Modulation of GABA_A receptors by benzodiazepines and barbiturates is autonomous of PKC activation

Previous studies have suggested that activation of calcium-phospholipid-dependent protein kinase (PKC) enhances benzodiazepine (BZD)- and pentobarbital (PB)- mediated potentiation of α₁β₁γ₂ GABA_A receptors (GABA_A-Rs). To delineate the underlying mechanism(s), voltage-clamp recordings were performed on recombinant α₁β₁γ₂ GABA_A receptors functionally expressed in Xenopus laevis oocytes. GABA_A-Rs were tested for their sensitivity to diazepam and PB before and after incubation in phorbol 12-myristate 13-acetate (PMA).
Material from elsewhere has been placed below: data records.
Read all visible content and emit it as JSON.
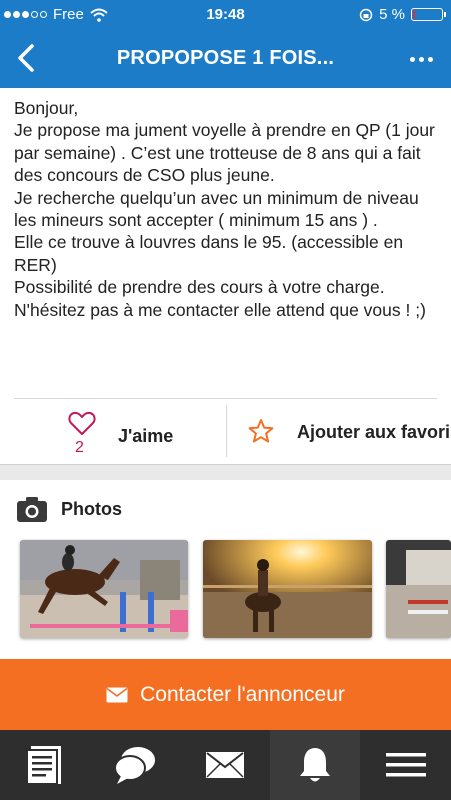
{
  "status_bar": {
    "carrier": "Free",
    "time": "19:48",
    "battery": "5 %",
    "battery_level": 0.05
  },
  "nav": {
    "title": "PROPOPOSE 1 FOIS..."
  },
  "listing": {
    "description": "Bonjour,\nJe propose ma jument voyelle à prendre en QP (1 jour par semaine) . C’est une trotteuse de 8 ans qui a fait des concours de CSO plus jeune.\nJe recherche quelqu’un avec un minimum de niveau les mineurs sont accepter ( minimum 15 ans ) .\nElle ce trouve à louvres dans le 95. (accessible en RER)\nPossibilité de prendre des cours à votre charge.\nN'hésitez pas à me contacter elle attend que vous ! ;)"
  },
  "actions": {
    "like_label": "J'aime",
    "like_count": "2",
    "favorite_label": "Ajouter aux favoris"
  },
  "photos": {
    "title": "Photos",
    "items": [
      "horse-jump-photo",
      "sunset-riding-photo",
      "arena-photo"
    ]
  },
  "contact": {
    "label": "Contacter l'annonceur"
  },
  "tab_bar": {
    "items": [
      "listings-icon",
      "chat-icon",
      "mail-icon",
      "bell-icon",
      "menu-icon"
    ],
    "active": "bell-icon"
  },
  "colors": {
    "primary": "#1c7cc7",
    "accent": "#f46f22",
    "like": "#c2185b",
    "tab_bar": "#2e2e2e"
  }
}
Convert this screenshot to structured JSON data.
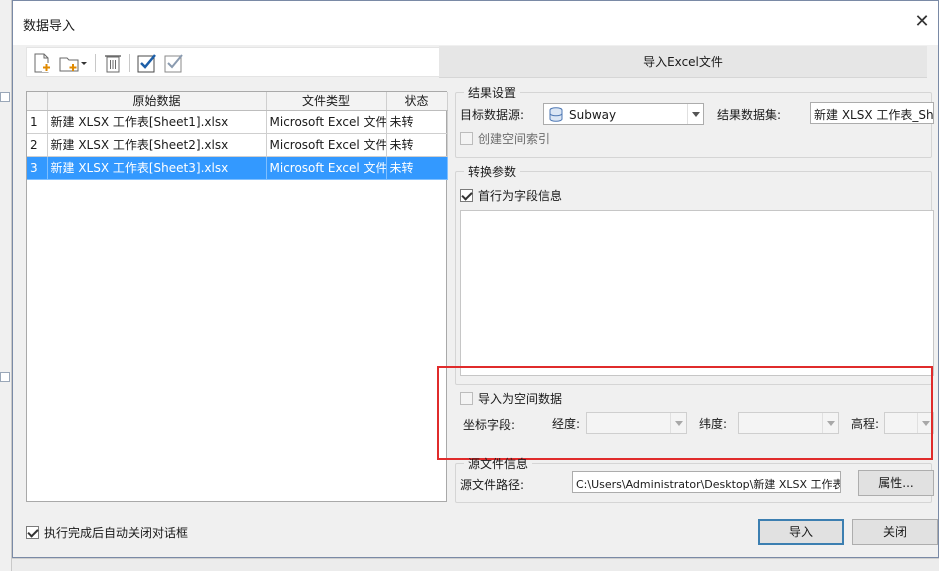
{
  "dialog": {
    "title": "数据导入",
    "close_glyph": "✕"
  },
  "toolbar": {
    "buttons": [
      "add-file-icon",
      "add-folder-icon",
      "delete-icon",
      "select-all-icon",
      "select-none-icon"
    ]
  },
  "grid": {
    "headers": [
      "原始数据",
      "文件类型",
      "状态"
    ],
    "rows": [
      {
        "index": "1",
        "source": "新建 XLSX 工作表[Sheet1].xlsx",
        "type": "Microsoft Excel 文件",
        "status": "未转"
      },
      {
        "index": "2",
        "source": "新建 XLSX 工作表[Sheet2].xlsx",
        "type": "Microsoft Excel 文件",
        "status": "未转"
      },
      {
        "index": "3",
        "source": "新建 XLSX 工作表[Sheet3].xlsx",
        "type": "Microsoft Excel 文件",
        "status": "未转"
      }
    ],
    "selected_row": 3
  },
  "auto_close": {
    "label": "执行完成后自动关闭对话框",
    "checked": true
  },
  "right": {
    "header": "导入Excel文件",
    "result": {
      "group_label": "结果设置",
      "target_ds_label": "目标数据源:",
      "target_ds_value": "Subway",
      "result_ds_label": "结果数据集:",
      "result_ds_value": "新建 XLSX 工作表_Shee",
      "spatial_index_label": "创建空间索引",
      "spatial_index_checked": false
    },
    "convert": {
      "group_label": "转换参数",
      "first_row_label": "首行为字段信息",
      "first_row_checked": true
    },
    "spatial": {
      "import_label": "导入为空间数据",
      "import_checked": false,
      "coord_label": "坐标字段:",
      "lon_label": "经度:",
      "lat_label": "纬度:",
      "elev_label": "高程:"
    },
    "source": {
      "group_label": "源文件信息",
      "path_label": "源文件路径:",
      "path_value": "C:\\Users\\Administrator\\Desktop\\新建 XLSX 工作表.x",
      "properties_button": "属性..."
    },
    "import_button": "导入",
    "close_button": "关闭"
  },
  "colors": {
    "selection": "#3399ff",
    "highlight_box": "#e02b2b",
    "default_button_border": "#3c7fb1"
  }
}
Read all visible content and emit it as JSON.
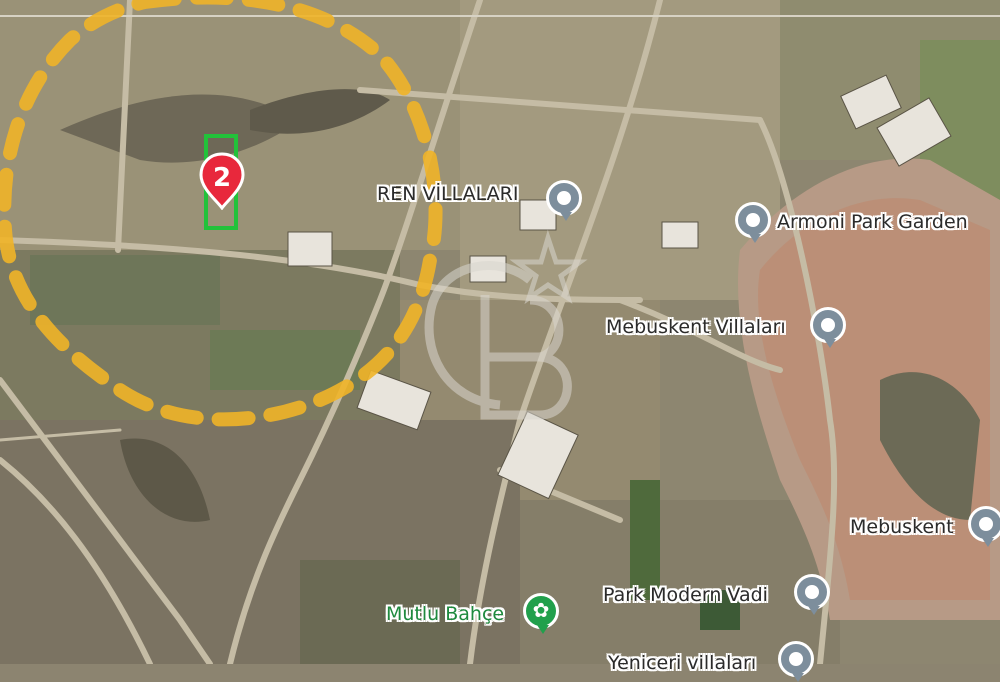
{
  "map": {
    "parcel_marker_number": "2",
    "places": [
      {
        "id": "ren",
        "label": "REN VİLLALARI"
      },
      {
        "id": "armoni",
        "label": "Armoni Park Garden"
      },
      {
        "id": "mebuskent_villalari",
        "label": "Mebuskent Villaları"
      },
      {
        "id": "mebuskent",
        "label": "Mebuskent"
      },
      {
        "id": "park_modern",
        "label": "Park Modern Vadi"
      },
      {
        "id": "mutlu",
        "label": "Mutlu Bahçe"
      },
      {
        "id": "yeniceri",
        "label": "Yeniceri villaları"
      }
    ],
    "watermark": "CB",
    "colors": {
      "boundary": "#f0b428",
      "parcel": "#22c23a",
      "marker": "#e8283c",
      "pin": "#7d8e9c",
      "green_place": "#1e8a3e"
    }
  }
}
PMA (25 nM) significantly attenuated the GABA_A current (p<0.05, n=12-19) up to 90%. PMA treatment, however, did not alter the sensitivity to diazepam or pentobarbital. Similar results were obatined with recombinant α₁β₂γ₂ GABA receptors. These data suggest that PKC activation does not alter the allosteric modulation of GABA_A-Rs by benzodiazepines and barbiturates and is consistent with the observation from other studies in oocytes that PMA decreases the amplitude of the GABA-activated currents via receptor internalization rather than modification of receptor kinetics.